Visual Studio and Version Numbers

  1. AssemblyVersion, AssemblyFileVersion and AssemblyInformationalVersion MUST be specified in the AssemblyInfo.vb or AssemblyInfo.cs files.
  2. AssemblyVersion and AssemblyFileVersion version numbers MUST have the same value.
  3. AssemblyVersion and AssemblyFileVersion version numbers are defined within Visual Studio and MUST be in the form of X.Y.Z.B where X,Y and Z are defined by the basic principals and B is the build number.
  4. Build version B (x.y.z.B) MUST NOT be incremented under any circumstances and MUST remain at 0.
  5. AssemblyInformationalVersion MUST be in form X.Y.Z where  X, Y and Z are specified in the basic principals and are the same X, Y and Z values of the AssemblyVersion and AssemblyFileVersion version numbers.
  6. Pre-release version numbers MAY be included in the AssemblyInformationalVersion in the format specified in the basic principals e.g. 1.3.4-rc-1.

NuGet and Version Numbers

  1. Projects built and pushed using NuGet MUST follow the Visual Studio version number guidelines.
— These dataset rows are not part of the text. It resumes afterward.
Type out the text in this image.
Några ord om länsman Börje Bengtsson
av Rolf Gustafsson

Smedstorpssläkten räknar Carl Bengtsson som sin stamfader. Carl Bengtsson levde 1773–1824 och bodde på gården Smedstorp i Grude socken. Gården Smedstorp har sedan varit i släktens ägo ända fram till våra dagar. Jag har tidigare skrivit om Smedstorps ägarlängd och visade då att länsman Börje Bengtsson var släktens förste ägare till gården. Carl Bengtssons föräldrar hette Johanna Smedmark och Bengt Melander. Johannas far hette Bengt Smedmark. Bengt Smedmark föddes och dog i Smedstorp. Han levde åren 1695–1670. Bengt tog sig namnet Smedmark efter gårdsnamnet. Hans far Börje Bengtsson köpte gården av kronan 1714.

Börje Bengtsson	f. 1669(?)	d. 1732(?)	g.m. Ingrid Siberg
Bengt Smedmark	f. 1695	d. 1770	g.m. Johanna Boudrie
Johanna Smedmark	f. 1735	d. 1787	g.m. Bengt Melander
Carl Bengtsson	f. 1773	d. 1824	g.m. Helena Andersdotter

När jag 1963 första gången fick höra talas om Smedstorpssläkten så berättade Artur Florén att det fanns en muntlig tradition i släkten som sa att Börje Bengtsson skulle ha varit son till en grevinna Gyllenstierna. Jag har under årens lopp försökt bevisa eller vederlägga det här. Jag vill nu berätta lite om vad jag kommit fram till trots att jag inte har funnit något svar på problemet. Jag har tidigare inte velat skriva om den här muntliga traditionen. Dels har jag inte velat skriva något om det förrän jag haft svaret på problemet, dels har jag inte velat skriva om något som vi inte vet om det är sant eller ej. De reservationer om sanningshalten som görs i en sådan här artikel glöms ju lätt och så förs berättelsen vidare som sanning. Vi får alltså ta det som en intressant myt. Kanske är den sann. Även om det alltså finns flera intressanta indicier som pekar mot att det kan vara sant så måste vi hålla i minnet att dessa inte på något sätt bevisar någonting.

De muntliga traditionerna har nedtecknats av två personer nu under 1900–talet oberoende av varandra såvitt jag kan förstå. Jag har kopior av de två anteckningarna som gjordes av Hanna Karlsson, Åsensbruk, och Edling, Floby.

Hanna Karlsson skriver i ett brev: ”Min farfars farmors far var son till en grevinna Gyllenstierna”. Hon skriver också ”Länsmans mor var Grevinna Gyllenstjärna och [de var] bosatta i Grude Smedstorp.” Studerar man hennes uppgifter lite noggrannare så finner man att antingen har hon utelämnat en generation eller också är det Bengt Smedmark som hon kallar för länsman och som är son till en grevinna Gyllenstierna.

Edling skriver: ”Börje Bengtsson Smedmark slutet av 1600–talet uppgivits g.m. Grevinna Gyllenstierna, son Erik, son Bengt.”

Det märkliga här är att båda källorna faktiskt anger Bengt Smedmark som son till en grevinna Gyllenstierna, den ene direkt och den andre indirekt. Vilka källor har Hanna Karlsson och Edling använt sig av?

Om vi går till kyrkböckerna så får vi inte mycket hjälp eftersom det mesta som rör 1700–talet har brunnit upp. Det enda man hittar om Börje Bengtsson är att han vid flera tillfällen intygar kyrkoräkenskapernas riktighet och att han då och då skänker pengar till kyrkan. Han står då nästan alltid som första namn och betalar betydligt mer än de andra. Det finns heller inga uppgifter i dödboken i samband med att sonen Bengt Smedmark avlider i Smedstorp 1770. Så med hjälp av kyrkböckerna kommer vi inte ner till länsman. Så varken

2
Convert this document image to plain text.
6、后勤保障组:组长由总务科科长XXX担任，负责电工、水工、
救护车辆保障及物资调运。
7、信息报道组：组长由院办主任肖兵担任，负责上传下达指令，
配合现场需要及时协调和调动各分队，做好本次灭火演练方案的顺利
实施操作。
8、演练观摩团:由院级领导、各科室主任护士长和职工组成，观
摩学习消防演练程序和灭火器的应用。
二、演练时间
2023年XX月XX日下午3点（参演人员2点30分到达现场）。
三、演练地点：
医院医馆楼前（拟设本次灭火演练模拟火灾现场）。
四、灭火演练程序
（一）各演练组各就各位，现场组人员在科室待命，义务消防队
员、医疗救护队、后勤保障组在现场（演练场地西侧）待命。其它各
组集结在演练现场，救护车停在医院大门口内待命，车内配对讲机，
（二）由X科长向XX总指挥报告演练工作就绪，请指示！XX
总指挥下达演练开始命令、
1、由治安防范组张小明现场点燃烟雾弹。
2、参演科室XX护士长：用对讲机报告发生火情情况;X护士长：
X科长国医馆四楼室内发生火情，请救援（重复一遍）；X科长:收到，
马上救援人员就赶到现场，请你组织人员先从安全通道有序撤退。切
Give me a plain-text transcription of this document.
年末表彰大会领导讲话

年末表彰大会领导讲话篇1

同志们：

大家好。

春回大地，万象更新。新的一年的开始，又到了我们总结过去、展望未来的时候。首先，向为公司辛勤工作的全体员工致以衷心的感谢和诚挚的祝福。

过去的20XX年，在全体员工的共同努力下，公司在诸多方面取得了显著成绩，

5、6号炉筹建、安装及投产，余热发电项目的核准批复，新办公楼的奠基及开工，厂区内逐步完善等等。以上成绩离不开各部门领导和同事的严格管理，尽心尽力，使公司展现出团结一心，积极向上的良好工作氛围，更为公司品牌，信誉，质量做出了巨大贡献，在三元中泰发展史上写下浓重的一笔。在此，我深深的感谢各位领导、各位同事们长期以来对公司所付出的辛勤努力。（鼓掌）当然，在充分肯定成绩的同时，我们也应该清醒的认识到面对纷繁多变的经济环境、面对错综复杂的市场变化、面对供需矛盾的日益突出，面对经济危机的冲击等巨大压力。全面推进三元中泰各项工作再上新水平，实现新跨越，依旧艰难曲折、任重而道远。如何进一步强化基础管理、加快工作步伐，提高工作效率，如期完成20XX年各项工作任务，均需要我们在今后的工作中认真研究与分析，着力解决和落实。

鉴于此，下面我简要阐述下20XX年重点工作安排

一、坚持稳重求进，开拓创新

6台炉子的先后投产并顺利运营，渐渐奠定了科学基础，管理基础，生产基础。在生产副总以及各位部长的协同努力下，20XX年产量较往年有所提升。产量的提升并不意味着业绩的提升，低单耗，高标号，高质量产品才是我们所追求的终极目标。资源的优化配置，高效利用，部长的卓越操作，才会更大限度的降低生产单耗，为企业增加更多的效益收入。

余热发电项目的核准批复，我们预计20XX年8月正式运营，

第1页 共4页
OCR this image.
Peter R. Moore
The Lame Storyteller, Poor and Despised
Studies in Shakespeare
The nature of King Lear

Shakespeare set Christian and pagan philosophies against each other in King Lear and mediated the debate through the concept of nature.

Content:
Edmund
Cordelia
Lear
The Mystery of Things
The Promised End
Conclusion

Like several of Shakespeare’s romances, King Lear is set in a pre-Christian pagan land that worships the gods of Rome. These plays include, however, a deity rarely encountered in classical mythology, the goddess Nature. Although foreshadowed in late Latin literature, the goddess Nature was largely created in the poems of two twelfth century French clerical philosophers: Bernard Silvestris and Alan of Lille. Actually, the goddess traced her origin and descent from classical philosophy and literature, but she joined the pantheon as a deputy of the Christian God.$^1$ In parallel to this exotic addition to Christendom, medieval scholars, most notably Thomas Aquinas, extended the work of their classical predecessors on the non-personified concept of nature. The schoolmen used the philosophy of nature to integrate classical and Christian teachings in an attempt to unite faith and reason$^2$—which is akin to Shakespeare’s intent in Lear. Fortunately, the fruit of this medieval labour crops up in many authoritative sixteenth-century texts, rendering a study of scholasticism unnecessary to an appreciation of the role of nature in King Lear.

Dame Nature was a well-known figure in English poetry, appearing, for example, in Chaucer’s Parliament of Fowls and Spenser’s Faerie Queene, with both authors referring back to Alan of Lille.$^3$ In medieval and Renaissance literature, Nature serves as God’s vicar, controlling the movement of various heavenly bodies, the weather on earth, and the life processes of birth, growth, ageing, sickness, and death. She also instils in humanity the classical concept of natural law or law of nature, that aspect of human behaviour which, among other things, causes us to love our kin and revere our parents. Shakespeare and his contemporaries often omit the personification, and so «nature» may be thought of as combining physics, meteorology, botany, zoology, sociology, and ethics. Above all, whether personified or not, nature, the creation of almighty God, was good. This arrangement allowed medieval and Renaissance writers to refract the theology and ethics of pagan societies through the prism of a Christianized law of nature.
NuGet gets the version number from the AssemblyInformationalVersion in Visual Studio.

Git and Version Numbers

  1. As soon as a new version is released the commit that version was built from MUST be tagged in Git and pushed to the central repository for that project.
  2. Release version commits MUST be on the master branch and the testing releases MUST NOT be on the master branch.
  3. Tags MUST be in the form of vX.Y.Z or <assembly name>-vX.Y.Z if there are multiple projects in a repository. If there is a pre-release associated with the version is should be appended to the version number e.g. v1.0.1-beta.1.